Istanbul. Selbst bei einem vollends gescheiterten Besuch wie dem von Bundesaußenminister Sigmar Gabriel in Ankara trösten sich Diplomaten damit, dass auch Differenzen wichtige Erkenntnisse zutage fördern können. Bei Gabriels Visite am Montag bestanden diese in Einblicken in die Weltsicht einer türkischen Regierung, die überall Feinde sieht und die sich deshalb außenpolitisch immer weiter isoliert. Gabriel und sein Kollege Mevlüt Çavuşoğlu redeten bei ihrer gemeinsamen Pressekonferenz zwar über dieselben Themen – aber sie befanden sich in parallelen politischen Welten ohne Berührungspunkte. Der türkische Premier, Binali Yıldırım, sagte sein Treffen mit Gabriel gleich ganz ab.

Schon vor dem Besuch Gabriels machte die Türkei klar, dass Ankara eine allgemeine und dauerhafte Besuchserlaubnis für alle Mitglieder des Bundestags bei den deutschen Soldaten auf der südtürkischen Luftwaffenbasis Incirlik ablehnt. Staatspräsident Recep Tayyip Erdoğan hatte die Linie vorgegeben: Denn einige Parlamentarier in Berlin unterstützten den Terrorismus, sagte er.

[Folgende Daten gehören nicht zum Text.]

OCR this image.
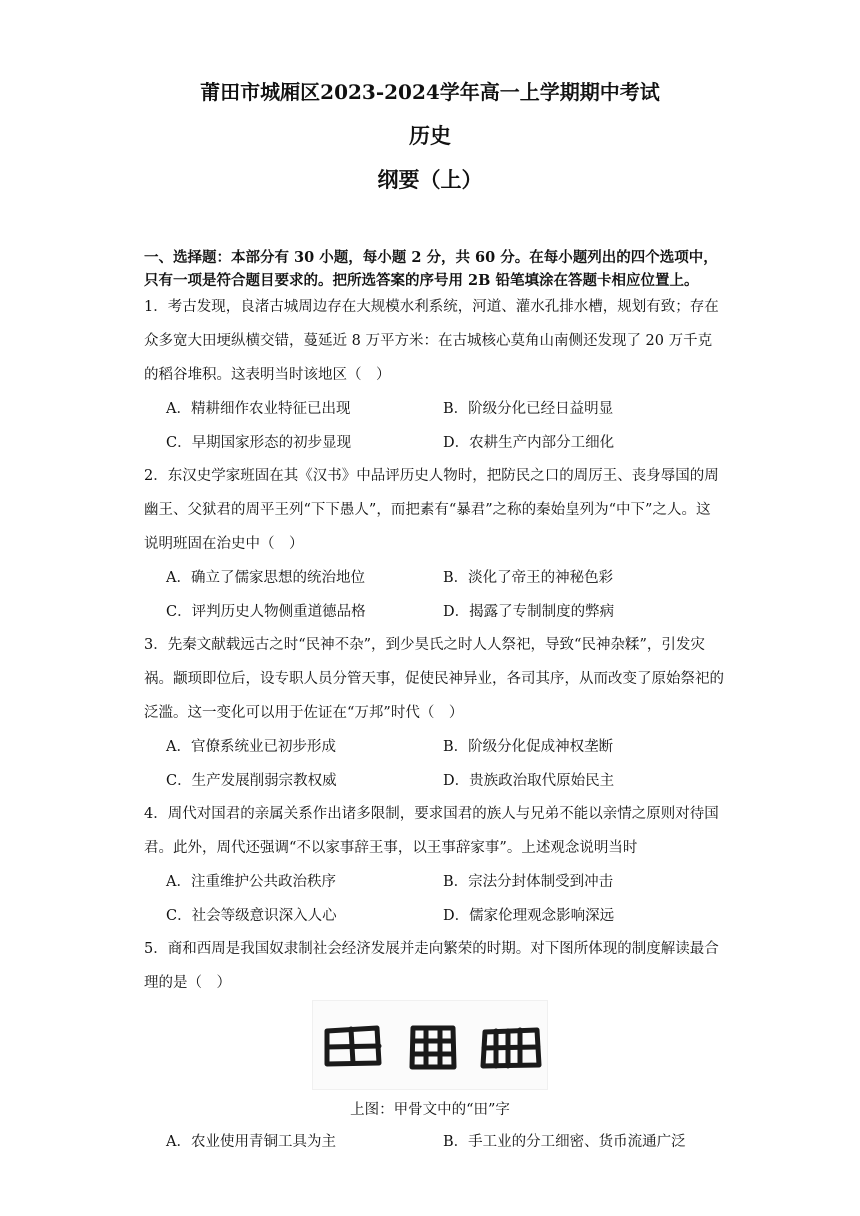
莆田市城厢区2023-2024学年高一上学期期中考试
历史
纲要（上）
一、选择题：本部分有 30 小题，每小题 2 分，共 60 分。在每小题列出的四个选项中，只有一项是符合题目要求的。把所选答案的序号用 2B 铅笔填涂在答题卡相应位置上。
1．考古发现，良渚古城周边存在大规模水利系统，河道、灌水孔排水槽，规划有致；存在众多宽大田埂纵横交错，蔓延近 8 万平方米：在古城核心莫角山南侧还发现了 20 万千克的稻谷堆积。这表明当时该地区（　）
A．精耕细作农业特征已出现	B．阶级分化已经日益明显
C．早期国家形态的初步显现	D．农耕生产内部分工细化
2．东汉史学家班固在其《汉书》中品评历史人物时，把防民之口的周厉王、丧身辱国的周幽王、父狱君的周平王列“下下愚人”，而把素有“暴君”之称的秦始皇列为“中下”之人。这说明班固在治史中（　）
A．确立了儒家思想的统治地位	B．淡化了帝王的神秘色彩
C．评判历史人物侧重道德品格	D．揭露了专制制度的弊病
3．先秦文献载远古之时“民神不杂”，到少昊氏之时人人祭祀，导致“民神杂糅”，引发灾祸。颛顼即位后，设专职人员分管天事，促使民神异业，各司其序，从而改变了原始祭祀的泛滥。这一变化可以用于佐证在“万邦”时代（　）
A．官僚系统业已初步形成	B．阶级分化促成神权垄断
C．生产发展削弱宗教权威	D．贵族政治取代原始民主
4．周代对国君的亲属关系作出诸多限制，要求国君的族人与兄弟不能以亲情之原则对待国君。此外，周代还强调“不以家事辞王事，以王事辞家事”。上述观念说明当时
A．注重维护公共政治秩序	B．宗法分封体制受到冲击
C．社会等级意识深入人心	D．儒家伦理观念影响深远
5．商和西周是我国奴隶制社会经济发展并走向繁荣的时期。对下图所体现的制度解读最合理的是（　）
上图：甲骨文中的“田”字
A．农业使用青铜工具为主	B．手工业的分工细密、货币流通广泛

Asylverfahren dauern lange

Da Çavuşoğlu ebenfalls keinerlei Bewegung erkennen ließ, blieb Gabriel nichts anderes übrig, als den baldigen Abzug der rund 260 deutschen Soldaten mit ihren Aufklärungs- und Tankflugzeugen aus Incirlik zu verkünden: Unter den derzeitigen Umständen könne die Bundeswehr nicht auf dem Stützpunkt im Süden der Türkei bleiben. Die deutschen Soldaten sollen demnächst von Jordanien aus den internationalen Kampf gegen den sogenannten Islamischen Staat (IS) in Syrien unterstützen. Die Türkei lehnt insbesondere den Besuch linker Bundestagsabgeordneter in Incirlik ab, weil sie diesen Sympathien für die kurdische Terrorgruppe PKK vorwirft.

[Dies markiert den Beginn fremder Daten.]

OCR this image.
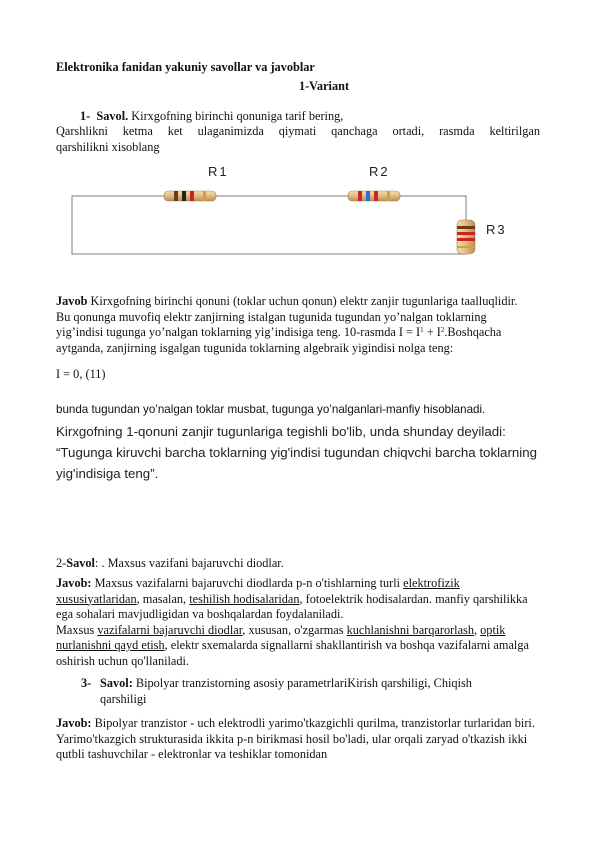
Elektronika fanidan yakuniy savollar va javoblar
1-Variant
1- Savol. Kirxgofning birinchi qonuniga tarif bering,
Qarshlikni ketma ket ulaganimizda qiymati qanchaga ortadi, rasmda keltirilgan
qarshilikni xisoblang
R1	R2
R3
Javob Kirxgofning birinchi qonuni (toklar uchun qonun) elektr zanjir tugunlariga taalluqlidir. Bu qonunga muvofiq elektr zanjirning istalgan tugunida tugundan yo’nalgan toklarning yig’indisi tugunga yo’nalgan toklarning yig’indisiga teng. 10-rasmda $I = I^1$ + $I^2.Boshqacha$ aytganda, zanjirning isgalgan tugunida toklarning algebraik yigindisi nolga teng:
I = 0, (11)
bunda tugundan yo’nalgan toklar musbat, tugunga yo’nalganlari-manfiy hisoblanadi.
Kirxgofning 1-qonuni zanjir tugunlariga tegishli bo'lib, unda shunday deyiladi: “Tugunga kiruvchi barcha toklarning yig'indisi tugundan chiqvchi barcha toklarning yig'indisiga teng”.
2-Savol: . Maxsus vazifani bajaruvchi diodlar.
Javob: Maxsus vazifalarni bajaruvchi diodlarda p-n o'tishlarning turli elektrofizik xususiyatlaridan, masalan, teshilish hodisalaridan, fotoelektrik hodisalardan. manfiy qarshilikka ega sohalari mavjudligidan va boshqalardan foydalaniladi.
Maxsus vazifalarni bajaruvchi diodlar, xususan, o'zgarmas kuchlanishni barqarorlash, optik nurlanishni qayd etish, elektr sxemalarda signallarni shakllantirish va boshqa vazifalarni amalga oshirish uchun qo'llaniladi.
3- Savol: Bipolyar tranzistorning asosiy parametrlariKirish qarshiligi, Chiqish qarshiligi
Javob: Bipolyar tranzistor - uch elektrodli yarimo'tkazgichli qurilma, tranzistorlar turlaridan biri. Yarimo'tkazgich strukturasida ikkita p-n birikmasi hosil bo'ladi, ular orqali zaryad o'tkazish ikki qutbli tashuvchilar - elektronlar va teshiklar tomonidan
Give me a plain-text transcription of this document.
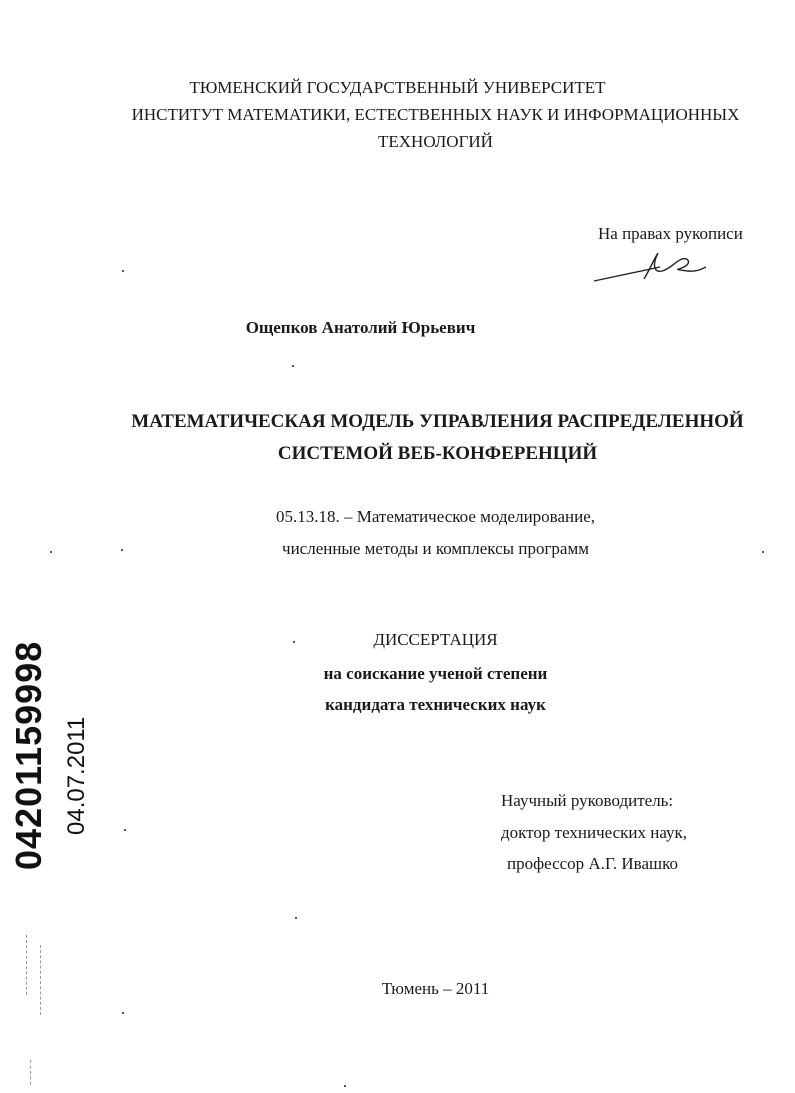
ТЮМЕНСКИЙ ГОСУДАРСТВЕННЫЙ УНИВЕРСИТЕТ
ИНСТИТУТ МАТЕМАТИКИ, ЕСТЕСТВЕННЫХ НАУК И ИНФОРМАЦИОННЫХ
ТЕХНОЛОГИЙ
На правах рукописи
Ощепков Анатолий Юрьевич
МАТЕМАТИЧЕСКАЯ МОДЕЛЬ УПРАВЛЕНИЯ РАСПРЕДЕЛЕННОЙ
СИСТЕМОЙ ВЕБ-КОНФЕРЕНЦИЙ
05.13.18. – Математическое моделирование,
численные методы и комплексы программ
ДИССЕРТАЦИЯ
на соискание ученой степени
кандидата технических наук
Научный руководитель:
доктор технических наук,
профессор А.Г. Ивашко
Тюмень – 2011
04201159998 04.07.2011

Außerdem verlangt Ankara die Auslieferung von Anhängern des Erdoğan-Erzfeindes Fethullah Gülen, die in Deutschland politisches Asyl beantragt haben. Für Erdoğan und ?avuşoğlu ist Gülen ein Putschführer und dessen Gefolgsleute Terroristen – für Berlin sind sie Flüchtlinge, deren Schutzersuchen genauso geprüft werden muss wie bei anderen Antragstellern auch. Das betrifft in Deutschland rund 450 türkische Diplomaten, Justizbeamte und Soldaten. Die Prüfung könne lange dauern, sagte Gabriel. Doch die Länge der Asylverfahren seien keine Geste gegen die Türkei.

Auch bei einem anderen deutsch-türkischen Streitpunkt – der Pressefreiheit – wurde bei Gabriels Besuch die tiefe Kluft deutlich. Die Führung in Ankara vermag in der Inhaftierung von mehr als 150 Journalisten, darunter des deutschtürkischen Korrespondenten Deniz Yücel und der deutschen Journalistin und Übersetzerin Meşale Tolu Çorlu, nichts Ungewöhnliches zu erkennen.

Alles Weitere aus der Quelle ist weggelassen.